16 Şubat 2023

Depremde dijital ağın önemi

Dijital mobil ağlar, deprem sonrasında, göçük altındakilerle iletişimin kurulmasının en önemli aracıdır. Pek çok depremzedenin hayatı bu iletişim sayesinde sağlanmıştır. Depremzedeler bu ağları kullanarak konumlarını ve sağlık durumlarını bildirmişlerdir. Bu ağların yeterince etkili çalışmaması ya da kesintiye uğratılması, göçük altındaki insanları ölüme terk etmek anlamına gelir

Geçtiğimiz yılın 9 Kasım tarihinde,  İçişleri Bakanlığı AFAD ve Gençlik ve Spor Bakanlığı KYK Genel Müdürlüğü iş birliği ile Deprem Anı “Çök-Kapan-Tutun” Tatbikatı gerçekleştirilmişti. Bu tatbikatı hatırlarsak, aslında yapılan bir deprem tatbikatından çok, depremin ilk anında ulaşacak uyarı mesajı ve akabinde alınması gereken ilk önlemdi. Kapsamlı bir deprem tatbikatı değildi. Deprem toplanma alanlarında yapılması gereken tatbikatları ise hiç konu etmiyorum. Bu depremde, toplanma merkezlerimizin yeterli büyüklükte olmadığını, olanların da alt yapısının eksik olduğunu medyada yeterince izledik.
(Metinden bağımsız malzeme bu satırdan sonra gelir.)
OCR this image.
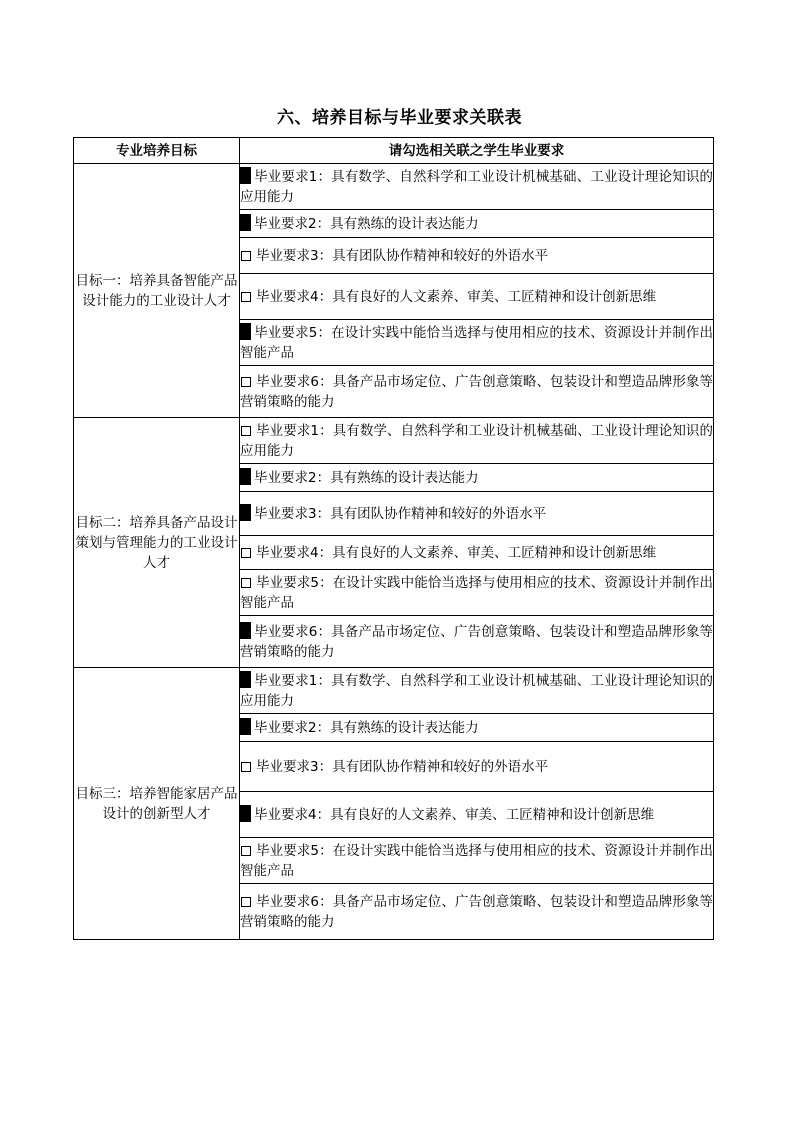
六、培养目标与毕业要求关联表
专业培养目标	请勾选相关联之学生毕业要求
目标一：培养具备智能产品设计能力的工业设计人才	毕业要求1：具有数学、自然科学和工业设计机械基础、工业设计理论知识的应用能力

	毕业要求2：具有熟练的设计表达能力

	毕业要求3：具有团队协作精神和较好的外语水平

	毕业要求4：具有良好的人文素养、审美、工匠精神和设计创新思维

	毕业要求5：在设计实践中能恰当选择与使用相应的技术、资源设计并制作出智能产品

	毕业要求6：具备产品市场定位、广告创意策略、包装设计和塑造品牌形象等营销策略的能力

目标二：培养具备产品设计策划与管理能力的工业设计人才	毕业要求1：具有数学、自然科学和工业设计机械基础、工业设计理论知识的应用能力

	毕业要求2：具有熟练的设计表达能力

	毕业要求3：具有团队协作精神和较好的外语水平

	毕业要求4：具有良好的人文素养、审美、工匠精神和设计创新思维

	毕业要求5：在设计实践中能恰当选择与使用相应的技术、资源设计并制作出智能产品

	毕业要求6：具备产品市场定位、广告创意策略、包装设计和塑造品牌形象等营销策略的能力

目标三：培养智能家居产品设计的创新型人才	毕业要求1：具有数学、自然科学和工业设计机械基础、工业设计理论知识的应用能力

	毕业要求2：具有熟练的设计表达能力

	毕业要求3：具有团队协作精神和较好的外语水平

	毕业要求4：具有良好的人文素养、审美、工匠精神和设计创新思维

	毕业要求5：在设计实践中能恰当选择与使用相应的技术、资源设计并制作出智能产品

	毕业要求6：具备产品市场定位、广告创意策略、包装设计和塑造品牌形象等营销策略的能力
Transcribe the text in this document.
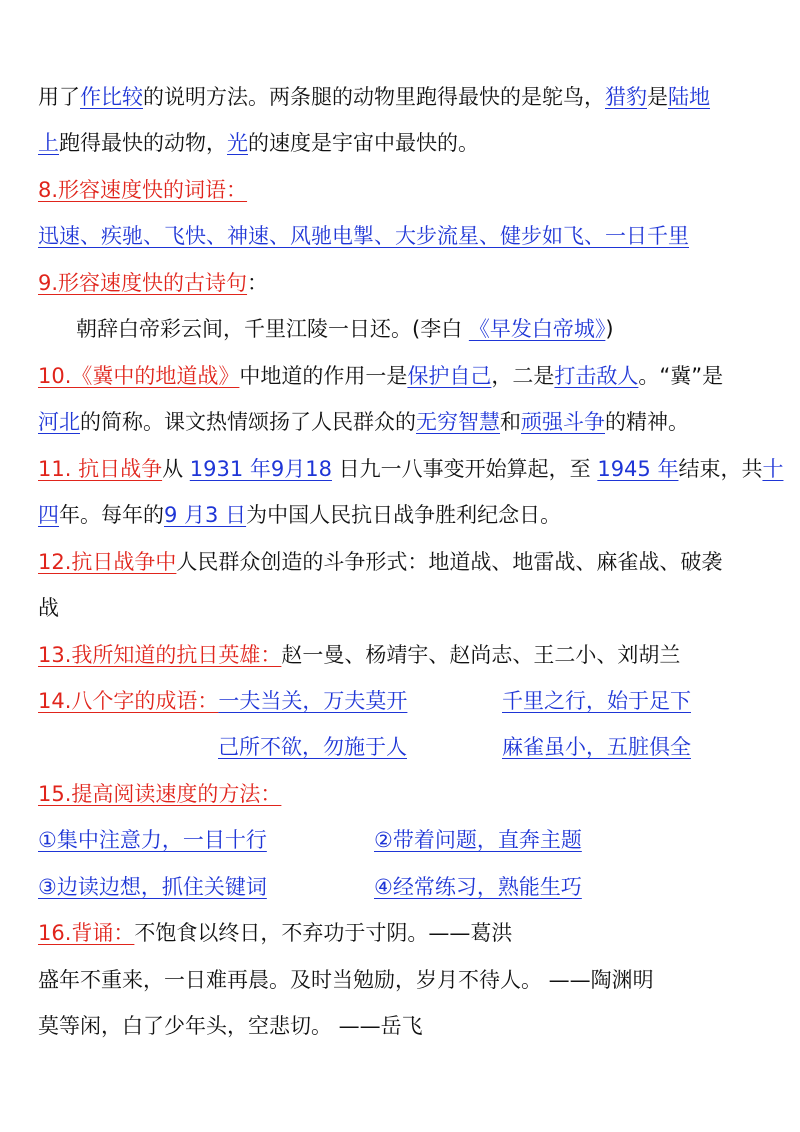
用了作比较的说明方法。两条腿的动物里跑得最快的是鸵鸟，猎豹是陆地
上跑得最快的动物，光的速度是宇宙中最快的。
8.形容速度快的词语：
迅速、疾驰、飞快、神速、风驰电掣、大步流星、健步如飞、一日千里
9.形容速度快的古诗句：
朝辞白帝彩云间，千里江陵一日还。(李白 《早发白帝城》)
10.《冀中的地道战》中地道的作用一是保护自己，二是打击敌人。“冀”是
河北的简称。课文热情颂扬了人民群众的无穷智慧和顽强斗争的精神。
11. 抗日战争从 1931 年9月18 日九一八事变开始算起，至 1945 年结束，共十
四年。每年的9 月3 日为中国人民抗日战争胜利纪念日。
12.抗日战争中人民群众创造的斗争形式：地道战、地雷战、麻雀战、破袭
战
13.我所知道的抗日英雄：赵一曼、杨靖宇、赵尚志、王二小、刘胡兰
14.八个字的成语：一夫当关，万夫莫开	千里之行，始于足下
己所不欲，勿施于人	麻雀虽小，五脏俱全
15.提高阅读速度的方法：
①集中注意力，一目十行	②带着问题，直奔主题
③边读边想，抓住关键词	④经常练习，熟能生巧
16.背诵：不饱食以终日，不弃功于寸阴。——葛洪
盛年不重来，一日难再晨。及时当勉励，岁月不待人。 ——陶渊明
莫等闲，白了少年头，空悲切。 ——岳飞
9 Kasım tatbikatının en önemli kazanımı, GSM operatörlerin bu tür bir afete hazır olmadığının ortaya çıkmasıydı. Belirtilen saatte, aynı anda herkese uyarı ulaşmadı. Pek çok kişiye belirtilen saatten çok sonra mesaj ulaştı. Bu tecrübeye rağmen, GSM sorununun Maraş depremine kadar geçen sürede giderilmediğini acı bir şekilde gördük.

Fatih Altay’lı, üst düzey bir GSM operatörü yetkilisi ile görüştüğünü, bu olayda GSM operatörlerinin BTK’yı suçladığını yazdı. Sorumlu kimdir bilemeyiz ama sorun gün gibi açık ve ortada halen duruyor.

Yapıların sağlamlığı sorununu bir kenara koyarak, depremi en az hasarla atlatmanın bir başka ön koşuluna dikkat çekmek istiyorum; erken uyarı sistemi!

Bu sistem pek çok ülkede başarıyla uygulanıyor. Gelişmişlik düzeyi ülkemizle benzerlik gösteren Meksika’da depremden yaklaşık 40-45 saniye önce siren sesleri ile uyarı başlıyor. Depremden önceki 40-45 saniye gerçekten çok değerli ve yeterli bir süredir. Alçak binalarda yaşayanlar bina dışına çıkabilir, yüksek binalarda yaşayanlar ise tatbikatlarda öğrendiği şekilde, sağ kalabilecekleri yerlerde kendilerini güvenceye alabilirler.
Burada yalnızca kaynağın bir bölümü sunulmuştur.